Scalable GPU Virtualization with Dynamic Sharing of Graphics Memory Space
Mochi Xue,Kun Tian,Yaozu Dong,Jiacheng Ma,Jiajun Wang,Zhengwei Qi,Bingsheng He,Haibing Guan
DOI: https://doi.org/10.1109/tpds.2018.2789883
IF: 5.3
2018-01-01
IEEE Transactions on Parallel and Distributed Systems
Abstract:With increasing GPU-intensive workloads deployed on cloud, the cloud service providers are seeking for practical and efficient GPU virtualization solutions. However, the cutting-edge GPU virtualization techniques such as gVirt still suffer from the restriction of scalability, which constrains the number of guest virtual GPU instances. This paper introduces gScale, a scalable GPU virtualization solution. By taking advantage of the GPU programming model, gScale presents a dynamic sharing mechanism which combines partition and sharing together to break the hardware limitation of global graphics memory space.
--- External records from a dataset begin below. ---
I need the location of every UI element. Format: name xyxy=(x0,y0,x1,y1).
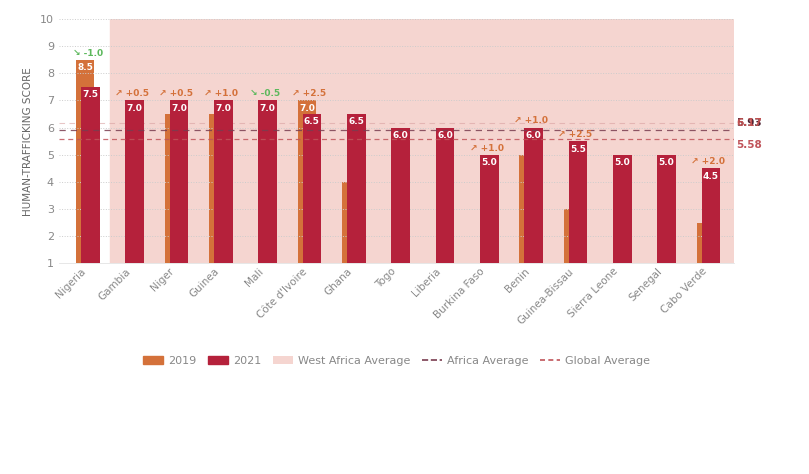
Text: ↗ +0.5: ↗ +0.5 xyxy=(115,89,149,98)
Bar xyxy=(564,209,582,264)
Text: 6.0: 6.0 xyxy=(437,131,453,140)
Text: ↗ +1.0: ↗ +1.0 xyxy=(470,144,504,153)
Bar xyxy=(125,100,144,264)
Text: ↗ +2.5: ↗ +2.5 xyxy=(292,89,327,98)
Text: 5.0: 5.0 xyxy=(659,158,675,167)
Text: ↗ +1.0: ↗ +1.0 xyxy=(514,117,548,126)
Text: 5.5: 5.5 xyxy=(570,145,586,154)
Bar xyxy=(519,155,538,264)
Text: 6.5: 6.5 xyxy=(349,118,364,127)
Bar xyxy=(480,155,498,264)
Text: 6.17: 6.17 xyxy=(736,118,762,128)
Bar xyxy=(569,141,587,264)
Text: 6.0: 6.0 xyxy=(392,131,409,140)
Bar xyxy=(76,60,95,264)
Bar xyxy=(342,182,361,264)
Text: 7.0: 7.0 xyxy=(299,104,315,113)
Text: 5.0: 5.0 xyxy=(481,158,498,167)
Bar xyxy=(658,155,676,264)
Y-axis label: HUMAN-TRAFFICKING SCORE: HUMAN-TRAFFICKING SCORE xyxy=(23,67,33,216)
Text: 5.0: 5.0 xyxy=(614,158,630,167)
Text: ↗ +2.5: ↗ +2.5 xyxy=(558,130,592,139)
Text: ↗ +2.0: ↗ +2.0 xyxy=(692,157,726,166)
Bar xyxy=(697,223,715,264)
Bar xyxy=(214,100,232,264)
Bar xyxy=(298,100,316,264)
Text: 6.5: 6.5 xyxy=(304,118,320,127)
Text: ↘ -1.0: ↘ -1.0 xyxy=(73,48,103,57)
Bar xyxy=(209,114,227,264)
Text: 7.5: 7.5 xyxy=(83,90,98,99)
Bar xyxy=(170,100,188,264)
Text: 8.5: 8.5 xyxy=(77,63,93,72)
Text: 7.0: 7.0 xyxy=(260,104,276,113)
Text: ↘ -0.5: ↘ -0.5 xyxy=(250,89,280,98)
Text: 7.0: 7.0 xyxy=(215,104,231,113)
Legend: 2019, 2021, West Africa Average, Africa Average, Global Average: 2019, 2021, West Africa Average, Africa … xyxy=(138,352,654,370)
Text: 7.0: 7.0 xyxy=(127,104,142,113)
Bar xyxy=(81,87,100,264)
Bar xyxy=(347,114,366,264)
Bar xyxy=(524,128,543,264)
Bar xyxy=(701,168,720,264)
Text: ↗ +0.5: ↗ +0.5 xyxy=(159,89,193,98)
Bar xyxy=(110,19,733,264)
Text: ↗ +1.0: ↗ +1.0 xyxy=(204,89,238,98)
Text: 6.0: 6.0 xyxy=(526,131,541,140)
Text: 7.0: 7.0 xyxy=(171,104,187,113)
Text: 5.93: 5.93 xyxy=(736,118,761,128)
Bar xyxy=(392,128,410,264)
Bar xyxy=(436,128,454,264)
Bar xyxy=(303,114,321,264)
Bar xyxy=(613,155,632,264)
Bar xyxy=(164,114,183,264)
Text: 5.58: 5.58 xyxy=(736,140,761,150)
Bar xyxy=(258,100,277,264)
Text: 4.5: 4.5 xyxy=(703,172,719,181)
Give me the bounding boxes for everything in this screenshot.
Particularly, we propose three approaches for gScale: (1) the private shadow graphics translation table, which enables global graphics memory space sharing among virtual GPU instances, (2) ladder mapping and fence memory space pool, which allows the CPU to access host physical memory space (serving the graphics memory) bypassing global graphics memory space, (3) slot sharing, which improves the performance of vGPU under a high density of instances. The evaluation shows that gScale scales up to 15 guest virtual GPU instances in Linux or 12 guest virtual GPU instances in Windows, which is 5x and 4x scalability, respectively, compared to gVirt. At the same time, gScale incurs a slight runtime overhead on the performance of gVirt when hosting multiple virtual GPU instances.